Umbrellas on a beach in the sand

Tips on Sunscreen to Help Coral Reefs

It’s important to protect yourself from harmful UV rays, but choose your sunscreen carefully. Not only are some sunscreens dangerous to you, but they’re harmful to coral reefs as well.

womans hand using safe sunscreen

Many sunscreens contain chemicals that can do more harm than good. When you go swimming, you leave traces of those chemicals in the water. For coral reefs, this is a particularly large problem as the chemicals in sunscreen can harm them. Some resorts in areas with coral reefs may actually restrict the kind of sunscreen guests can use to only mineral and non-nano sunblocks!

If you can switch sunblocks to help the environment, you can do it to protect yourself, too.

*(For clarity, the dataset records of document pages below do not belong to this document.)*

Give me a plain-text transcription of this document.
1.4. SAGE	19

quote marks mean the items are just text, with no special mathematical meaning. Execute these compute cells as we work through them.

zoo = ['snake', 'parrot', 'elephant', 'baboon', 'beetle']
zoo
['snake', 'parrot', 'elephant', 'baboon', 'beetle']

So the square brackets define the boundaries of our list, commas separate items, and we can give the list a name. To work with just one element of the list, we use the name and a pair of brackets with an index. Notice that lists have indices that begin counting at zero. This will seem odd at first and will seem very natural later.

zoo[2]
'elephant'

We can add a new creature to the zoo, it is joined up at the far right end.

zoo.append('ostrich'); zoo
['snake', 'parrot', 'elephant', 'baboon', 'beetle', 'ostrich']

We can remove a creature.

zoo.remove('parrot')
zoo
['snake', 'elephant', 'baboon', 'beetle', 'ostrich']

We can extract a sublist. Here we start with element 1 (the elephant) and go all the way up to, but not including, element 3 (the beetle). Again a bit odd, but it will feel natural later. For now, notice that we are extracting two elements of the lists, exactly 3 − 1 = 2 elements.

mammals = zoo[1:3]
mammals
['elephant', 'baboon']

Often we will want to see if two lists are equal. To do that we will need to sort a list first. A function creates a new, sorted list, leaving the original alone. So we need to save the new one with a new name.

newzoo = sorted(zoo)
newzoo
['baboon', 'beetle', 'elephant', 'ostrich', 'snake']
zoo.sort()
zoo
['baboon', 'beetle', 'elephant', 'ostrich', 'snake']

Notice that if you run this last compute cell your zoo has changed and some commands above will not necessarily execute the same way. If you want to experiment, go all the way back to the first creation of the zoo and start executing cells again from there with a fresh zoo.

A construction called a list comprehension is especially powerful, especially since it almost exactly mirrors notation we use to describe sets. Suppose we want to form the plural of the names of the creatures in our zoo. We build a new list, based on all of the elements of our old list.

To do this, choose sunblocks made with zinc oxide and titanium dioxide (non-nano); and if you can, avoid skincare or other sunscreen products that include methyl paraben, oxybenzone, and octinoxate.

Coral reefs deserve our consideration when it comes to the chemicals we expose the environment to. They play a crucial part in providing 25% of all marine life with food, protection, and a hospitable ecosystem. In fact, one of the chemicals, oxybenzone, can seriously damage developing coral and even bleach the coral within minutes of being exposed.

How does that happen?

14,000~ tons of sunscreen are absorbed into coral reef-adjacent bodies of water each year thanks to swimmers. The sunscreen on our bodies washes off as we swim, meaning if we’re not careful with what we put on ourselves, we could potentially spread unsafe chemicals to our environment.